As a new academic researcher, one might get a sense that academic mainstream is about conventionalism – either you follow the convention and become a part of it or remain at the margins – and critics are not really entertained. In what ways can this be resolved, if true?

I suppose the mainstream is by definition conventional. But I have always thought that a certain quirkiness is the real key to both good social science and career success (as well as a great deal of professional luck). The sociology of the grad student lounge will always push one toward some imagined “mainstream” and away from truly daring work. That’s unfortunate, and it’s a trend that I think every graduate student should fight—first of all, by finding the right mentor. After that, I think one really has to care about something, to have a deep interest in a subject, or a place, or a culture, or a set of problems. I believe I can help graduate students figure out how to take something they care about and then do good social science on it. I find it much harder to help a methodologically teched-up student figure out what’s worth caring about, if they don’t already know for themselves.

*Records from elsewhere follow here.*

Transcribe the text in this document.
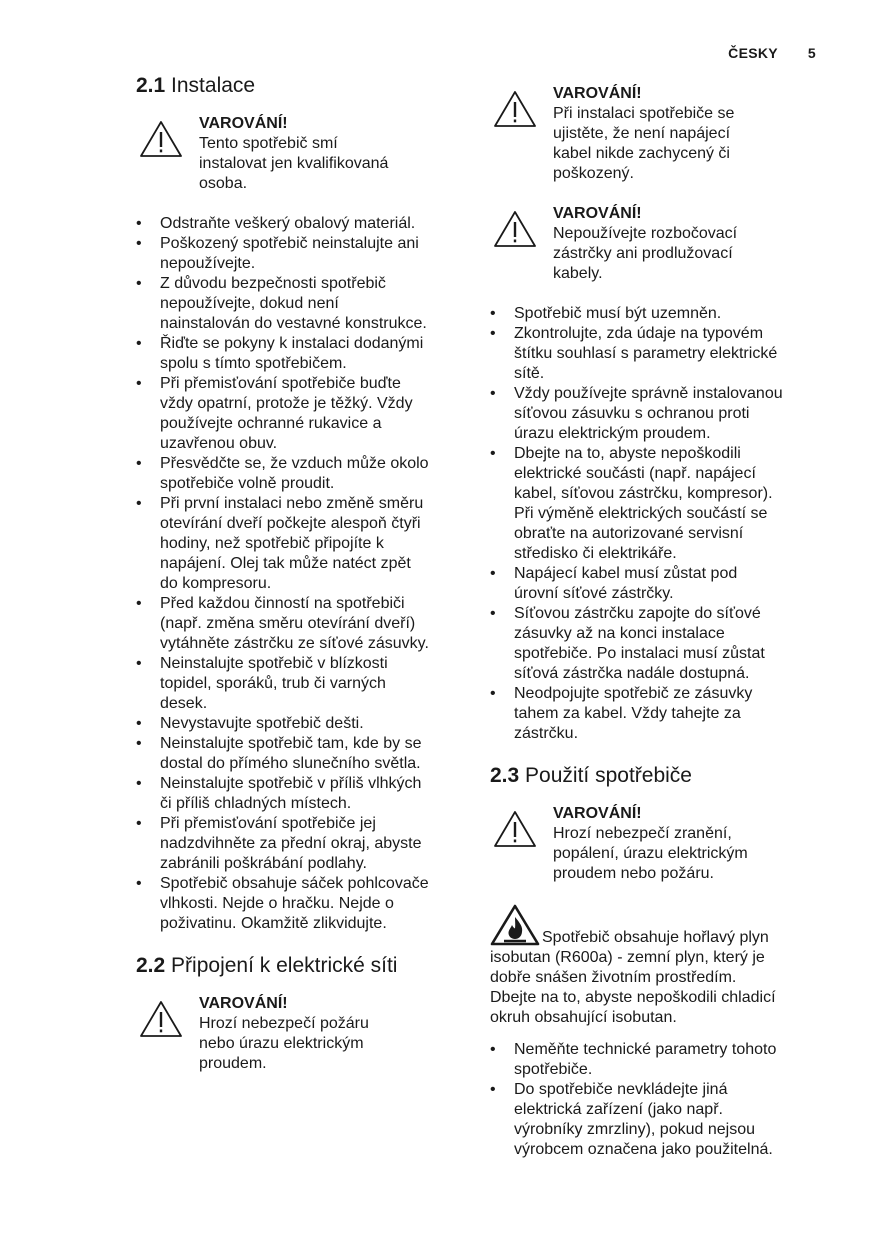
ČESKY 5
2.1 Instalace
VAROVÁNÍ!
Tento spotřebič smí
instalovat jen kvalifikovaná
osoba.
• Odstraňte veškerý obalový materiál.
• Poškozený spotřebič neinstalujte ani
nepoužívejte.
• Z důvodu bezpečnosti spotřebič
nepoužívejte, dokud není
nainstalován do vestavné konstrukce.
• Řiďte se pokyny k instalaci dodanými
spolu s tímto spotřebičem.
• Při přemisťování spotřebiče buďte
vždy opatrní, protože je těžký. Vždy
používejte ochranné rukavice a
uzavřenou obuv.
• Přesvědčte se, že vzduch může okolo
spotřebiče volně proudit.
• Při první instalaci nebo změně směru
otevírání dveří počkejte alespoň čtyři
hodiny, než spotřebič připojíte k
napájení. Olej tak může natéct zpět
do kompresoru.
• Před každou činností na spotřebiči
(např. změna směru otevírání dveří)
vytáhněte zástrčku ze síťové zásuvky.
• Neinstalujte spotřebič v blízkosti
topidel, sporáků, trub či varných
desek.
• Nevystavujte spotřebič dešti.
• Neinstalujte spotřebič tam, kde by se
dostal do přímého slunečního světla.
• Neinstalujte spotřebič v příliš vlhkých
či příliš chladných místech.
• Při přemisťování spotřebiče jej
nadzdvihněte za přední okraj, abyste
zabránili poškrábání podlahy.
• Spotřebič obsahuje sáček pohlcovače
vlhkosti. Nejde o hračku. Nejde o
poživatinu. Okamžitě zlikvidujte.
2.2 Připojení k elektrické síti
VAROVÁNÍ!
Hrozí nebezpečí požáru
nebo úrazu elektrickým
proudem.
VAROVÁNÍ!
Při instalaci spotřebiče se
ujistěte, že není napájecí
kabel nikde zachycený či
poškozený.
VAROVÁNÍ!
Nepoužívejte rozbočovací
zástrčky ani prodlužovací
kabely.
• Spotřebič musí být uzemněn.
• Zkontrolujte, zda údaje na typovém
štítku souhlasí s parametry elektrické
sítě.
• Vždy používejte správně instalovanou
síťovou zásuvku s ochranou proti
úrazu elektrickým proudem.
• Dbejte na to, abyste nepoškodili
elektrické součásti (např. napájecí
kabel, síťovou zástrčku, kompresor).
Při výměně elektrických součástí se
obraťte na autorizované servisní
středisko či elektrikáře.
• Napájecí kabel musí zůstat pod
úrovní síťové zástrčky.
• Síťovou zástrčku zapojte do síťové
zásuvky až na konci instalace
spotřebiče. Po instalaci musí zůstat
síťová zástrčka nadále dostupná.
• Neodpojujte spotřebič ze zásuvky
tahem za kabel. Vždy tahejte za
zástrčku.
2.3 Použití spotřebiče
VAROVÁNÍ!
Hrozí nebezpečí zranění,
popálení, úrazu elektrickým
proudem nebo požáru.
Spotřebič obsahuje hořlavý plyn
isobutan (R600a) - zemní plyn, který je
dobře snášen životním prostředím.
Dbejte na to, abyste nepoškodili chladicí
okruh obsahující isobutan.
• Neměňte technické parametry tohoto
spotřebiče.
• Do spotřebiče nevkládejte jiná
elektrická zařízení (jako např.
výrobníky zmrzliny), pokud nejsou
výrobcem označena jako použitelná.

Social science is not a domain disconnected from humans and societies. However, there are claims that social scientists seem to lose touch with the ordinary citizens in that they apparently tend to limit themselves to their communities of scholars and to their complex jargons, and their ideas are not being explained to the broader audience. What are the ways you think we could overcome this communication-gap?

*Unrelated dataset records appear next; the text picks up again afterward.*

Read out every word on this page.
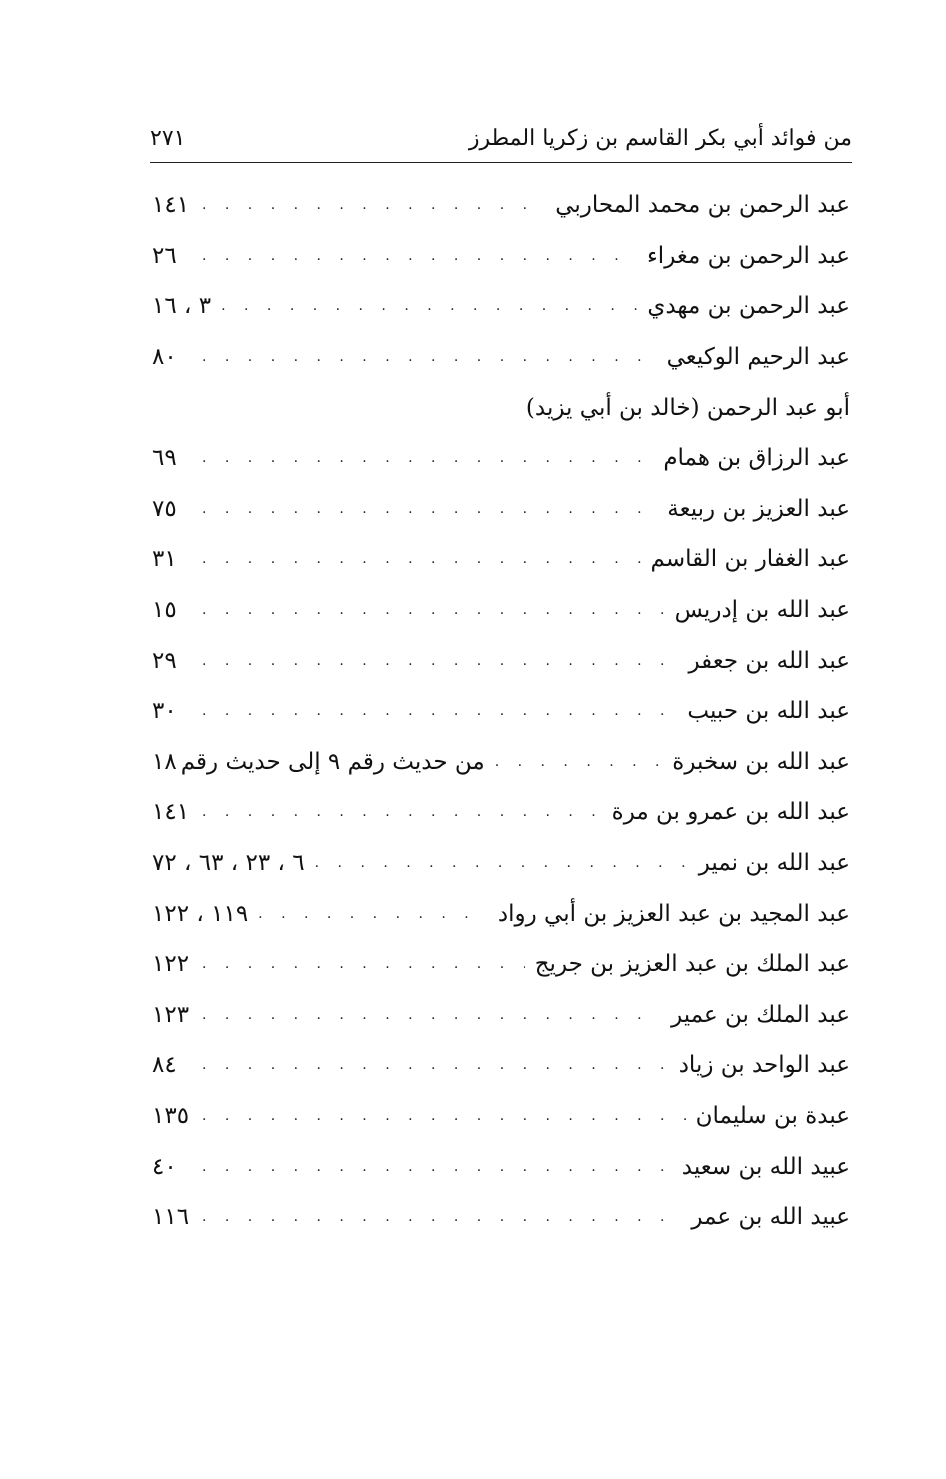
من فوائد أبي بكر القاسم بن زكريا المطرز
٢٧١
عبد الرحمن بن محمد المحاربي
. . .
١٤١
عبد الرحمن بن مغراء
. . .
٢٦
عبد الرحمن بن مهدي
. . .
٣ ، ١٦
عبد الرحيم الوكيعي
. . .
٨٠
أبو عبد الرحمن (خالد بن أبي يزيد)
عبد الرزاق بن همام
. . .
٦٩
عبد العزيز بن ربيعة
. . .
٧٥
عبد الغفار بن القاسم
. . .
٣١
عبد الله بن إدريس
. . .
١٥
عبد الله بن جعفر
. . .
٢٩
عبد الله بن حبيب
. . .
٣٠
عبد الله بن سخبرة
. . .
من حديث رقم ٩ إلى حديث رقم
١٨
عبد الله بن عمرو بن مرة
. . .
١٤١
عبد الله بن نمير
. . .
٦ ، ٢٣ ، ٦٣ ، ٧٢
عبد المجيد بن عبد العزيز بن أبي رواد
. . .
١١٩ ، ١٢٢
عبد الملك بن عبد العزيز بن جريج
. . .
١٢٢
عبد الملك بن عمير
. . .
١٢٣
عبد الواحد بن زياد
. . .
٨٤
عبدة بن سليمان
. . .
١٣٥
عبيد الله بن سعيد
. . .
٤٠
عبيد الله بن عمر
. . .
١١٦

I think the answer is actually simpler than it might appear: Social scientists simply have to write and speak in multiple registers, that is, in ways that will make sense to multiple audiences. (The literary historian Stephen Greenblatt said it best: the basic rules are “Never say ‘of course,’” and “If you refer to Descartes, explain who he is.”) The guild-like nature of the academy can create real disincentives for this, but I think young researchers have to fight this trend. Established scholars can help by retooling some of the aspects of graduate education. For example, rather than having graduate students write one after another article-length paper, assignments could include things like writing a blog post, or a newspaper editorial, or a policy memorandum—perhaps even taking a published academic article and then rewriting its findings for a broader audience. (Blogs such as The Monkey Cage have done wonders for helping academics write for broader audiences and demonstrate the real relevance of social science.) We are also terribly bad at teaching people how to speak well, both in front of fellow academics as well as in front of undergraduate students or a general public audience. Imagine a graduate program that included mandatory coursework on “public writing” and “public speaking.” I believe we’d produce better scholars—and a new cohort of individuals who would be able to convince the general public that higher education is still worth supporting.

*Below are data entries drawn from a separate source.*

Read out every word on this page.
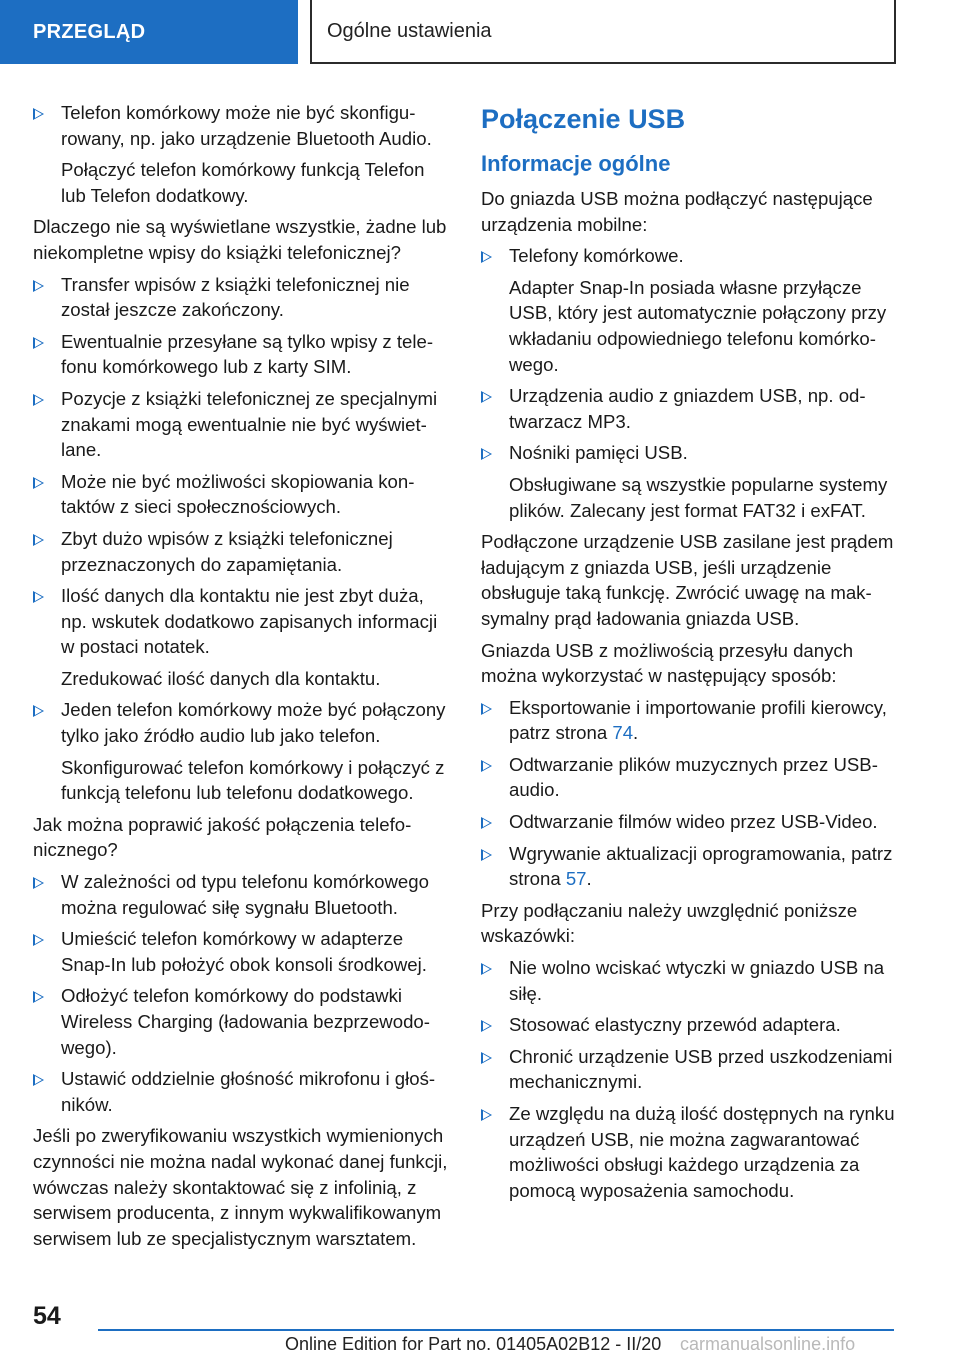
PRZEGLĄD	Ogólne ustawienia
Telefon komórkowy może nie być skonfigurowany, np. jako urządzenie Bluetooth Audio.
Połączyć telefon komórkowy funkcją Telefon lub Telefon dodatkowy.
Dlaczego nie są wyświetlane wszystkie, żadne lub niekompletne wpisy do książki telefonicznej?
Transfer wpisów z książki telefonicznej nie został jeszcze zakończony.
Ewentualnie przesyłane są tylko wpisy z telefonu komórkowego lub z karty SIM.
Pozycje z książki telefonicznej ze specjalnymi znakami mogą ewentualnie nie być wyświetlane.
Może nie być możliwości skopiowania kontaktów z sieci społecznościowych.
Zbyt dużo wpisów z książki telefonicznej przeznaczonych do zapamiętania.
Ilość danych dla kontaktu nie jest zbyt duża, np. wskutek dodatkowo zapisanych informacji w postaci notatek.
Zredukować ilość danych dla kontaktu.
Jeden telefon komórkowy może być połączony tylko jako źródło audio lub jako telefon.
Skonfigurować telefon komórkowy i połączyć z funkcją telefonu lub telefonu dodatkowego.
Jak można poprawić jakość połączenia telefonicznego?
W zależności od typu telefonu komórkowego można regulować siłę sygnału Bluetooth.
Umieścić telefon komórkowy w adapterze Snap-In lub położyć obok konsoli środkowej.
Odłożyć telefon komórkowy do podstawki Wireless Charging (ładowania bezprzewodowego).
Ustawić oddzielnie głośność mikrofonu i głośników.
Jeśli po zweryfikowaniu wszystkich wymienionych czynności nie można nadal wykonać danej funkcji, wówczas należy skontaktować się z infolinią, z serwisem producenta, z innym wykwalifikowanym serwisem lub ze specjalistycznym warsztatem.
Połączenie USB
Informacje ogólne
Do gniazda USB można podłączyć następujące urządzenia mobilne:
Telefony komórkowe.
Adapter Snap-In posiada własne przyłącze USB, który jest automatycznie połączony przy wkładaniu odpowiedniego telefonu komórkowego.
Urządzenia audio z gniazdem USB, np. odtwarzacz MP3.
Nośniki pamięci USB.
Obsługiwane są wszystkie popularne systemy plików. Zalecany jest format FAT32 i exFAT.
Podłączone urządzenie USB zasilane jest prądem ładującym z gniazda USB, jeśli urządzenie obsługuje taką funkcję. Zwrócić uwagę na maksymalny prąd ładowania gniazda USB.
Gniazda USB z możliwością przesyłu danych można wykorzystać w następujący sposób:
Eksportowanie i importowanie profili kierowcy, patrz strona 74.
Odtwarzanie plików muzycznych przez USB-audio.
Odtwarzanie filmów wideo przez USB-Video.
Wgrywanie aktualizacji oprogramowania, patrz strona 57.
Przy podłączaniu należy uwzględnić poniższe wskazówki:
Nie wolno wciskać wtyczki w gniazdo USB na siłę.
Stosować elastyczny przewód adaptera.
Chronić urządzenie USB przed uszkodzeniami mechanicznymi.
Ze względu na dużą ilość dostępnych na rynku urządzeń USB, nie można zagwarantować możliwości obsługi każdego urządzenia za pomocą wyposażenia samochodu.
54
Online Edition for Part no. 01405A02B12 - II/20 carmanualsonline.info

What is the most important advice you could give to young scholars of International Politics?

The world is not your laboratory. It’s a place inhabited by real people with real passions and tragedies, aspirations and enthusiasms. The great privilege of doing social science is that we get to observe humans at their absolute best and their tragic worst—building states, making war, forging peace, changing their minds about their government and its legitimacy. If you ever lose sight of what a gift it is to be able to do this—or if you somehow come to think of people as merely “subjects” of your superior, dispassionate investigations—you’ve stopped doing good science.


Anil Sigdel is a Commissioning Editor at E-IR.